Além disso, enquanto a administração de Teran negou oficialmente o trânsito e afirmou que os navios haviam retornado após receberem o aviso, declarou para o mundo inteiro que responderia de forma muito mais severa às unidades militares no estreito a partir de agora. O momento deste encontro cheio de ação em Ormus, no entanto, é ainda mais notável. Após exatamente 21 horas de negociações no Paquistão, as partes não conseguiram chegar a um acordo definitivo.
O vice-presidente dos Estados Unidos, Jot Vens, acusando o Irã de cometer um grande erro, na verdade, deu sinais importantes sobre o que pode estar acontecendo nos bastidores. Em outras palavras, Washington pode estar se preparando para fazer seu movimento final com navios de guerra e drones submarinos para desbloquear completamente o Ormous. No entanto, bem debaixo desses enormes petroleiros e veículos subaquáticos, há um perigo muito mais insidioso, esperando silenciosamente no escuro.
As minas navais desonestas, colocadas irregularmente pelo Irã, a deriva com as correntes e agora com localizações completamente desconhecidas, estão à espreita para desencadear uma catástrofe massiva a qualquer momento. Foram colocadas rapidamente e de forma irregular pela Marinha do Corpo de Guardas da Revolução Islâmica usando pequenos barcos. Além disso, uma parte significativa dessas minas foi apanhada pelas fortes correntes de fundo do Golfo e derivou milhas de suas posições originais.
Minas de contato ancoradas, minas acionadas por magnetismo, acústica e minas a deriva criam um labirinto quase invisível e mortal no estreito. Essencialmente, o Irã perdeu completamente a capacidade de controlar o monstro que criou. A paisagem tornou-se completamente caótica.
Mas o fato de que dois destroyeres letais da classe Harley Burk, o USS Frank E. Peterson Júr. E o USS Michael Murphy navegaram bravamente por essa rota perigosa e retornaram mostra que ainda há um vislumbre de esperança na região.
Como parte desta missão crítica, osa provavelmente não escolheram esses ativos navais ao acaso para desbloquear o estreito. Porque esses navios não eram caçadores de minas comuns, eram fortalezas flutuantes equipadas com os sistemas de combate a eses mais avançados do mundo, capazes de escanear centenas de milhas com suas redes de radar. A missão deles era muito maior do que uma simples limpeza.

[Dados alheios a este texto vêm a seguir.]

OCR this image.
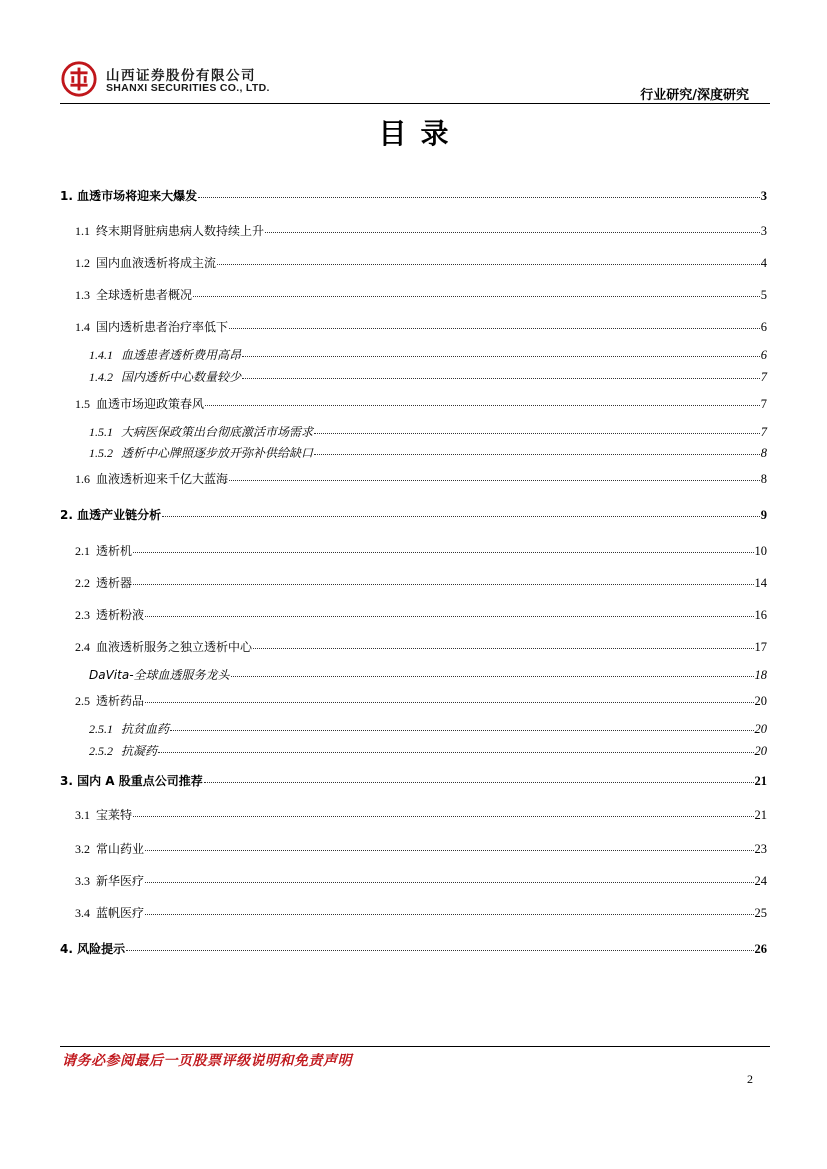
山西证券股份有限公司
SHANXI SECURITIES CO., LTD.	行业研究/深度研究
目录
1. 血透市场将迎来大爆发	3
1.1 终末期肾脏病患病人数持续上升	3
1.2 国内血液透析将成主流	4
1.3 全球透析患者概况	5
1.4 国内透析患者治疗率低下	6
1.4.1 血透患者透析费用高昂	6
1.4.2 国内透析中心数量较少	7
1.5 血透市场迎政策春风	7
1.5.1 大病医保政策出台彻底激活市场需求	7
1.5.2 透析中心牌照逐步放开弥补供给缺口	8
1.6 血液透析迎来千亿大蓝海	8
2. 血透产业链分析	9
2.1 透析机	10
2.2 透析器	14
2.3 透析粉液	16
2.4 血液透析服务之独立透析中心	17
DaVita-全球血透服务龙头	18
2.5 透析药品	20
2.5.1 抗贫血药	20
2.5.2 抗凝药	20
3. 国内 A 股重点公司推荐	21
3.1 宝莱特	21
3.2 常山药业	23
3.3 新华医疗	24
3.4 蓝帆医疗	25
4. 风险提示	26
请务必参阅最后一页股票评级说明和免责声明
2
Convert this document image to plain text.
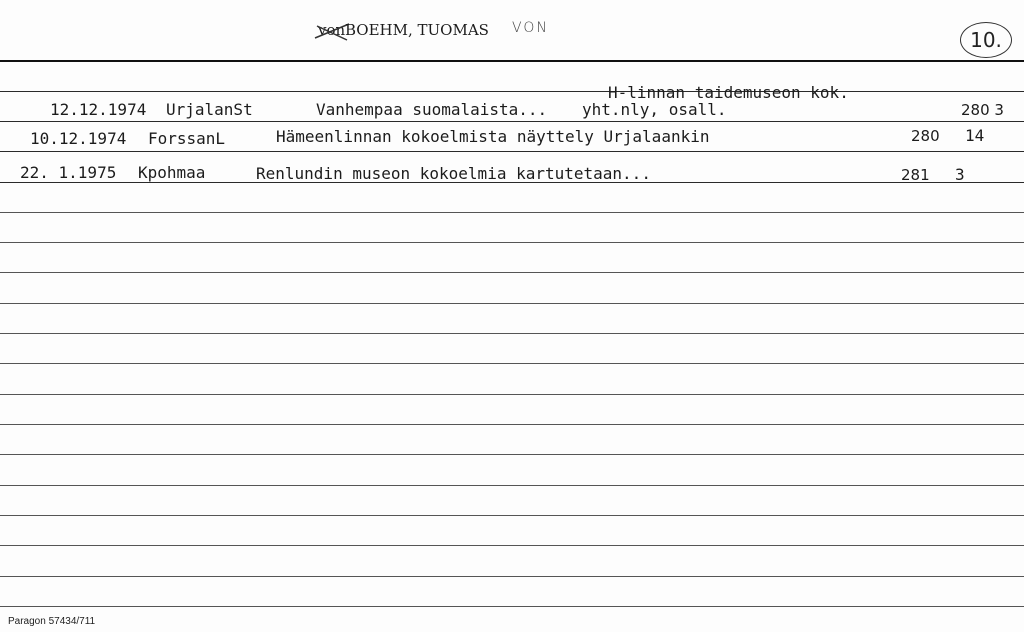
von BOEHM, TUOMAS VON	10.
12.12.1974 UrjalanSt	Vanhempaa suomalaista...
H-linnan taidemuseon kok.
yht.nly, osall.	280 3
10.12.1974 ForssanL	Hämeenlinnan kokoelmista näyttely Urjalaankin	280 14
22. 1.1975 Kpohmaa	Renlundin museon kokoelmia kartutetaan...	281 3
Paragon 57434/711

Eles estavam lá para estabelecer uma nova rota de trânsito segura em Hormus e preparar as condições para esse corredor seguro que escoltará navios mercantes. Os efeitos de ter esses navios de mísseis no estreito já estão sendo vistos, porque três super petroleiros enormes se tornaram os primeiros exemplos a cruzar Hormus após o processo de cessar fogo, deslizando pelas águas perigosas do Golfo. Como você pode ver, as peças no estreito estão mudando significativamente e aquelas fechaduras enferrujadas do comércio global de petróleo podem finalmente ser abertas uma por uma.
Mas para dizer isso, Hormus precisa estar limpo o suficiente para ser levado a condições totalmente adequadas para a logística internacional. O verdadeiro trabalho de limpeza, no entanto, será realizado pelos veículos subaquáticos não tripulados de alta tecnologia, ou seja, drones autônomos que serão implantados nas águas nos próximos dias. Então, para onde esse processo está indo?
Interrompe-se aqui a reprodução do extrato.